Woodie King Jr.

Woodie King Jr. founded the New Federal Theatre (NFT) in 1970 in New York City. Several early successes brought NFT to national prominence: Black Girl by J.e. Franklin, won a Drama Desk Award, The Taking of Miss Janie by Ed Bullins moved from NFT to Lincoln Center, and won the Drama Critics Circle Award; For Colored Girls Who Considered Suicide When the Rainbow is Enuf by Ntozake Shange performed on Broadway for 10 months and was nominated for the Tony Award before embarking on a three-year national tour. It has subsequently been performed regionally and around the world, and was revived off-Broadway in 2019. Both plays were co-produced with the late Joseph Papp.
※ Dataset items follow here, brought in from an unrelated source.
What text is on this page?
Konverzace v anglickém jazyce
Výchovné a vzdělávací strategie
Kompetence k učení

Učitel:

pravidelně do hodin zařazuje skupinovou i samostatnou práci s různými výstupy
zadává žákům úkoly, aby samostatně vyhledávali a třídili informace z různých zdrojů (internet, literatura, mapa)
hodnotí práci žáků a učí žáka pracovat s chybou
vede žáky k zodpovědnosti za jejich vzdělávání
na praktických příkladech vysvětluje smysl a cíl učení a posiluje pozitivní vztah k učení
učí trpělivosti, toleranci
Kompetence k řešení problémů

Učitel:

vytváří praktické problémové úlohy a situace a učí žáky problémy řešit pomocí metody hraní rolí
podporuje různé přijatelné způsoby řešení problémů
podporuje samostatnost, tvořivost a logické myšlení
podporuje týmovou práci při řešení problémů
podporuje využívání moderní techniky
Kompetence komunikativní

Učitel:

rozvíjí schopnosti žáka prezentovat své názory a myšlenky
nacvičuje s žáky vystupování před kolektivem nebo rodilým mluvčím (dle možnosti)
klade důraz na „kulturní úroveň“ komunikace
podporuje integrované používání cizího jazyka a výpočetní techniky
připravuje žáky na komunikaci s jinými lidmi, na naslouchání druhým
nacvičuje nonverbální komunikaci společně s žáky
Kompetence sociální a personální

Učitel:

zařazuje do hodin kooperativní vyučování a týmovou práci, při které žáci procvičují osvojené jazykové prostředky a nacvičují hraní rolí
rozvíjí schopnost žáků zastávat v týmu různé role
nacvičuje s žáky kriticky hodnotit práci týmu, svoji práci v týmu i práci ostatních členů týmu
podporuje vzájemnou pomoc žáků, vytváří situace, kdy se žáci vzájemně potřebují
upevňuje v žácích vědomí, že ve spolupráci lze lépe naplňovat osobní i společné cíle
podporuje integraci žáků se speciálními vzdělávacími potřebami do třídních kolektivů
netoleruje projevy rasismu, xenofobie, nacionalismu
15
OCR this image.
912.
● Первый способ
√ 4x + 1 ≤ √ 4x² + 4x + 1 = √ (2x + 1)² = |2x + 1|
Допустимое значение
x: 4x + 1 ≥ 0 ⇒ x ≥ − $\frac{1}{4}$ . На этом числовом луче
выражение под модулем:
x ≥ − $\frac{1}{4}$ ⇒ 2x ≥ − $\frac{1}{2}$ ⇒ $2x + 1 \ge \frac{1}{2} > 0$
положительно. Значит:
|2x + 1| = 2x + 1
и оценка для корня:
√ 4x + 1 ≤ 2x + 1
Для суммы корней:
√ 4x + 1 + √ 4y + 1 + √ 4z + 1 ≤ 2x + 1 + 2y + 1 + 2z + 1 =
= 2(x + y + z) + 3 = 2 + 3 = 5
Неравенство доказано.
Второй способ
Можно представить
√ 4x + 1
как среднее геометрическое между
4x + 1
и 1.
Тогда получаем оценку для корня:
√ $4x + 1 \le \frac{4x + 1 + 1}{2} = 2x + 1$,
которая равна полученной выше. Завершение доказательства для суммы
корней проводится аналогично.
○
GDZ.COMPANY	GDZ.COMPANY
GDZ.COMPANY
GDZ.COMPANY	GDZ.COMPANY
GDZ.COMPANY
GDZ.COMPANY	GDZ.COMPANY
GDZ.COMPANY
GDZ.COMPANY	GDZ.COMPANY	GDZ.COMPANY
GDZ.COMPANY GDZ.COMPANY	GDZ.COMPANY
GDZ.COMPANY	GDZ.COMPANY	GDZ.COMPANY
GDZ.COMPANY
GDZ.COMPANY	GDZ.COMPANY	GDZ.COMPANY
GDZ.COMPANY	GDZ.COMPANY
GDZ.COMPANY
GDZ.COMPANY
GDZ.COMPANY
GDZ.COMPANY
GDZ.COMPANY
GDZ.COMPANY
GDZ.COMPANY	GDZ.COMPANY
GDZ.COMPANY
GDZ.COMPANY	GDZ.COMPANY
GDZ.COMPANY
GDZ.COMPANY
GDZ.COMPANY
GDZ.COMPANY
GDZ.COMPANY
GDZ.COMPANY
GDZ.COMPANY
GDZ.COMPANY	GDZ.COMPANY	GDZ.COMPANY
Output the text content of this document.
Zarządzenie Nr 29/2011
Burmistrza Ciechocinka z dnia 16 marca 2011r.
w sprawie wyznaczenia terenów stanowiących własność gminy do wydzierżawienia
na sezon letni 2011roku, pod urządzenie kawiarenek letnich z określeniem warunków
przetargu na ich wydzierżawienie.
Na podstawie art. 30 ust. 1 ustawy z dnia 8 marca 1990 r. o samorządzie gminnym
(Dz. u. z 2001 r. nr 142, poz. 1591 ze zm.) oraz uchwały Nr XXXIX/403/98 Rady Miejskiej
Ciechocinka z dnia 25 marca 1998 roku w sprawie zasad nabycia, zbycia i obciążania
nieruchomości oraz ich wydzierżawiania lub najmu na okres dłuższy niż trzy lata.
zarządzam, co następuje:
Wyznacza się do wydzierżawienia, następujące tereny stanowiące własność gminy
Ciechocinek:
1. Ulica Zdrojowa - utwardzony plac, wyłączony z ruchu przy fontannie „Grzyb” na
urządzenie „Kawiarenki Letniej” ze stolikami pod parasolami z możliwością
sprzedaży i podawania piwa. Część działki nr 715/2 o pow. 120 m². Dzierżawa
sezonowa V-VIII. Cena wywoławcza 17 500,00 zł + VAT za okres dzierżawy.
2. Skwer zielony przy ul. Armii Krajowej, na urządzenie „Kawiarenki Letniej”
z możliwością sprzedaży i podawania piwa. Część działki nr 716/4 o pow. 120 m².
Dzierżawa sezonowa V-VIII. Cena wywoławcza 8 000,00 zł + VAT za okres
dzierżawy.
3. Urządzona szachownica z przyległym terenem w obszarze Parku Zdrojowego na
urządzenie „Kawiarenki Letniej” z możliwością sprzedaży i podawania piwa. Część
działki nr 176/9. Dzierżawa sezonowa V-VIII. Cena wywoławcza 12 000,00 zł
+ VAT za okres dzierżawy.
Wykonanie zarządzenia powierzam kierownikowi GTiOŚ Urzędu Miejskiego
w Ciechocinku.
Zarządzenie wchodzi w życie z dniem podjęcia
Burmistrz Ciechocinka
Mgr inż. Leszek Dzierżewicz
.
Many performers benefited from early successes on NFT’s stage, including the late Chadwick Boseman, Debbie Allen, Morgan Freeman, Phylicia Rashad, Denzel Washington, LaTanya Richardson Jackson, Samuel L. Jackson, Issa Rae, and many more. Many plays first premiered at NFT have established the reputations of playwrights who have gone one to bigger successes later in their careers. For example, Charles Fuller premiered two plays at NFT, In My Many Names and Days and The Candidate. He was later to win the Pulitzer Prize for A Soldier’s Play, and David Henry Hwang, premiered The Dance And The Railroad at NFT & was later to win the Drama Desk Award for M. Butterfly. Woody King Jr. is also the director of several films including The Torture of Mothers: The Case of the Harlem Six staring Ruby Dee (1980), adapted from Truman Nelson’s 1968 book The Torture of Mothers, Black Theatre: The Making of a Movement (1978), and Death of a Prophet (1981).